Je suis complètement d’accord. Un artiste qui a du style, ça marque, tu t’en rappelles. Donner une impression de facilité et de simplicité en faisant quelque chose de difficile, c’est le Graal. Et je pense que dans le monde actuel, il faut faire un effort de style pour attirer l’attention, même si on le fait surtout parce qu’on aime ça et parce que ça nous fait marrer. En fait, on observe beaucoup le monde dans lequel on vit. C’est notre influence principale. Et je pense qu’un groupe qui n’a pas ce sens-là, qui ne fait aucun effort dans le style, c’est qu’il n’a pas compris le truc ou qu’il n’a pas d’ambition. Sauf si ça va dans le sens de sa musique, ce qui est déjà une recherche.

Avoir un style aussi marqué, ça donne presque le devoir de l’assumer pleinement ?

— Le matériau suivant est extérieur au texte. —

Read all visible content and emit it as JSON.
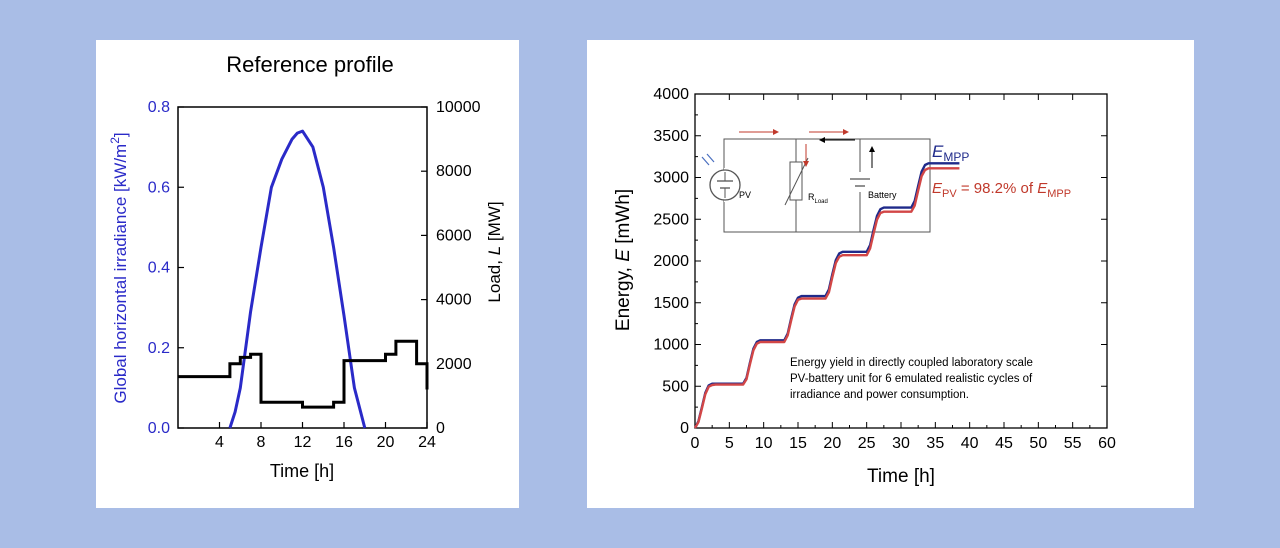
{
  "chart_data": [
    {
      "type": "line",
      "title": "Reference profile",
      "xlabel": "Time [h]",
      "ylabel": "Global horizontal irradiance [kW/m",
      "ylabel_sup": "2",
      "ylabel_end": "]",
      "y2label_prefix": "Load, ",
      "y2label_var": "L",
      "y2label_unit": " [MW]",
      "xlim": [
        0,
        24
      ],
      "ylim": [
        0,
        0.8
      ],
      "y2lim": [
        0,
        10000
      ],
      "x_ticks": [
        "4",
        "8",
        "12",
        "16",
        "20",
        "24"
      ],
      "y_ticks": [
        "0.0",
        "0.2",
        "0.4",
        "0.6",
        "0.8"
      ],
      "y2_ticks": [
        "0",
        "2000",
        "4000",
        "6000",
        "8000",
        "10000"
      ],
      "colors": {
        "irradiance": "#2a2ac8",
        "load": "#000000"
      },
      "series": [
        {
          "axis": "left",
          "x": [
            5,
            5.5,
            6,
            7,
            8,
            9,
            10,
            11,
            11.5,
            12,
            13,
            14,
            15,
            16,
            17,
            18
          ],
          "values": [
            0,
            0.04,
            0.1,
            0.29,
            0.45,
            0.6,
            0.67,
            0.72,
            0.735,
            0.74,
            0.7,
            0.6,
            0.45,
            0.28,
            0.1,
            0
          ]
        },
        {
          "axis": "right",
          "step": true,
          "x": [
            0,
            4,
            5,
            6,
            7,
            8,
            9,
            10,
            11,
            12,
            13,
            14,
            15,
            16,
            17,
            18,
            19,
            20,
            21,
            22,
            23,
            24
          ],
          "values": [
            1600,
            1600,
            2000,
            2200,
            2300,
            800,
            800,
            800,
            800,
            650,
            650,
            650,
            800,
            2100,
            2100,
            2100,
            2100,
            2300,
            2700,
            2700,
            2000,
            1200
          ]
        }
      ]
    },
    {
      "type": "line",
      "xlabel": "Time [h]",
      "ylabel_prefix": "Energy, ",
      "ylabel_var": "E",
      "ylabel_unit": " [mWh]",
      "xlim": [
        0,
        60
      ],
      "ylim": [
        0,
        4000
      ],
      "x_ticks": [
        "0",
        "5",
        "10",
        "15",
        "20",
        "25",
        "30",
        "35",
        "40",
        "45",
        "50",
        "55",
        "60"
      ],
      "y_ticks": [
        "0",
        "500",
        "1000",
        "1500",
        "2000",
        "2500",
        "3000",
        "3500",
        "4000"
      ],
      "colors": {
        "mpp": "#1f2a8a",
        "pv": "#d24646"
      },
      "series": [
        {
          "name": "MPP",
          "x": [
            0,
            0.5,
            1.0,
            1.5,
            2.0,
            2.5,
            3.0,
            7.0,
            7.5,
            8.0,
            8.5,
            9.0,
            9.5,
            10.0,
            13.0,
            13.5,
            14.0,
            14.5,
            15.0,
            15.5,
            16.0,
            19.0,
            19.5,
            20.0,
            20.5,
            21.0,
            21.5,
            22.0,
            25.0,
            25.5,
            26.0,
            26.5,
            27.0,
            27.5,
            28.0,
            31.5,
            32.0,
            32.5,
            33.0,
            33.5,
            34.0,
            34.5,
            38.5
          ],
          "values": [
            0,
            80,
            250,
            420,
            510,
            530,
            530,
            530,
            600,
            780,
            950,
            1030,
            1050,
            1050,
            1050,
            1130,
            1310,
            1480,
            1560,
            1580,
            1580,
            1580,
            1660,
            1840,
            2010,
            2090,
            2110,
            2110,
            2110,
            2190,
            2370,
            2540,
            2620,
            2640,
            2640,
            2640,
            2720,
            2900,
            3070,
            3150,
            3170,
            3170,
            3170
          ]
        },
        {
          "name": "PV",
          "x": [
            0,
            0.5,
            1.0,
            1.5,
            2.0,
            2.5,
            3.0,
            7.0,
            7.5,
            8.0,
            8.5,
            9.0,
            9.5,
            10.0,
            13.0,
            13.5,
            14.0,
            14.5,
            15.0,
            15.5,
            16.0,
            19.0,
            19.5,
            20.0,
            20.5,
            21.0,
            21.5,
            22.0,
            25.0,
            25.5,
            26.0,
            26.5,
            27.0,
            27.5,
            28.0,
            31.5,
            32.0,
            32.5,
            33.0,
            33.5,
            34.0,
            34.5,
            38.5
          ],
          "values": [
            0,
            70,
            235,
            405,
            495,
            515,
            520,
            520,
            585,
            760,
            930,
            1010,
            1030,
            1030,
            1030,
            1110,
            1285,
            1455,
            1535,
            1550,
            1550,
            1550,
            1625,
            1805,
            1975,
            2050,
            2070,
            2070,
            2070,
            2150,
            2325,
            2495,
            2575,
            2590,
            2590,
            2590,
            2665,
            2845,
            3015,
            3090,
            3110,
            3110,
            3110
          ]
        }
      ],
      "annotations": {
        "e_mpp_main": "E",
        "e_mpp_sub": "MPP",
        "e_pv_main": "E",
        "e_pv_sub": "PV",
        "e_pv_mid": " = 98.2% of ",
        "e_pv_ref_main": "E",
        "e_pv_ref_sub": "MPP",
        "note": [
          "Energy yield in directly coupled laboratory scale",
          "PV-battery unit for 6 emulated realistic cycles of",
          "irradiance and power consumption."
        ],
        "circuit": {
          "pv": "PV",
          "rload_main": "R",
          "rload_sub": "Load",
          "battery": "Battery"
        }
      }
    }
  ]
}
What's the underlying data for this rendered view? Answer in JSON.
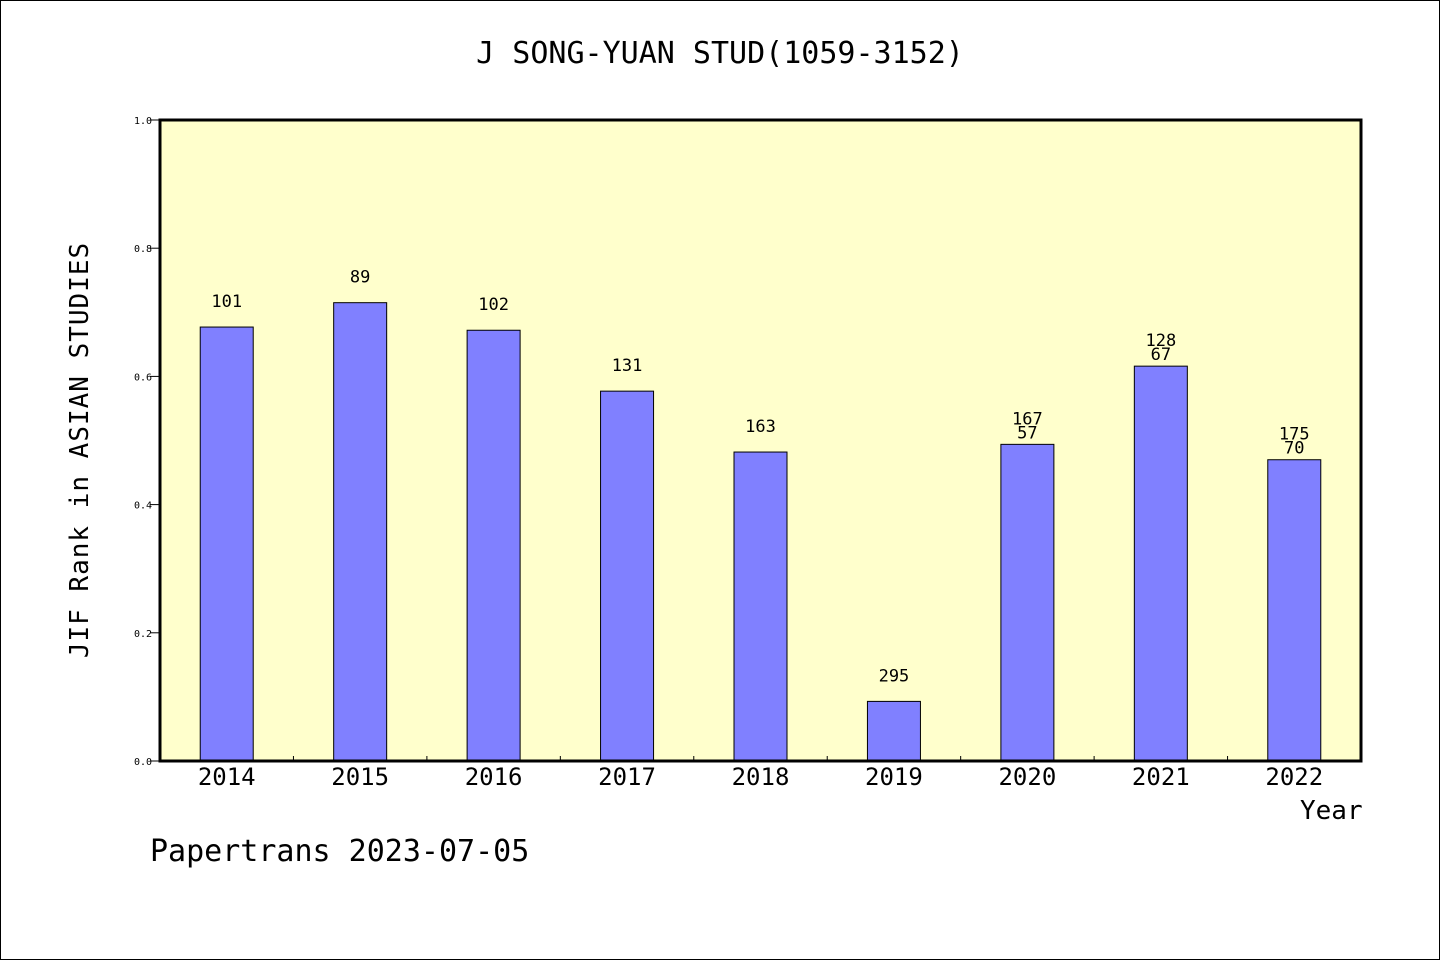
{
  "chart_data": {
    "type": "bar",
    "title": "J SONG-YUAN STUD(1059-3152)",
    "xlabel": "Year",
    "ylabel": "JIF Rank in ASIAN STUDIES",
    "ylim": [
      0.0,
      1.0
    ],
    "yticks": [
      "0.0",
      "0.2",
      "0.4",
      "0.6",
      "0.8",
      "1.0"
    ],
    "categories": [
      "2014",
      "2015",
      "2016",
      "2017",
      "2018",
      "2019",
      "2020",
      "2021",
      "2022"
    ],
    "values": [
      0.677,
      0.715,
      0.672,
      0.577,
      0.482,
      0.093,
      0.494,
      0.616,
      0.47
    ],
    "labels": [
      [
        "101"
      ],
      [
        "89"
      ],
      [
        "102"
      ],
      [
        "131"
      ],
      [
        "163"
      ],
      [
        "295"
      ],
      [
        "167",
        "57"
      ],
      [
        "128",
        "67"
      ],
      [
        "175",
        "70"
      ]
    ],
    "grid": false,
    "colors": {
      "plot_bg": "#ffffcc",
      "bar": "#8080ff"
    }
  },
  "footer": "Papertrans 2023-07-05"
}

C’est all-in, on le fait à fond ou ne le fait pas. Et quand tu as cette mentalité-là, tu provoques le destin, l’inattendu et tu te rends disponible vis-à-vis de ça. À Seattle, il se passait des trucs fous tous les jours. Le premier jour, on s’est fait braquer par un mec qui avait un flingue dans une main et un crâne dans l’autre. Un soir, on a vu des mecs en noir descendre une ruelle et on les a suivis jusqu’à un club gothique privé. Trois jours plus tard, on en était membres à vie. À la fin, on a fait une messe dans une église et un prêtre a béni « Eternal Life Now ». Pour moi, l’esthétique conditionne ce que tu es, ce que tu fais. Si tu arrives sapé en milice armée, tu installes déjà un climat et tu te dois de faire quelque chose de différent.

Peut être une image en noir et blanc de 3 personnes

Le style c’est aussi quelque chose de primordial dans le surf, un monde qui influençait votre identité musicale au départ. Avec Fernando, vous avez en parallèle le projet de planches Perfect Designs. Tu peux en dire deux mots ?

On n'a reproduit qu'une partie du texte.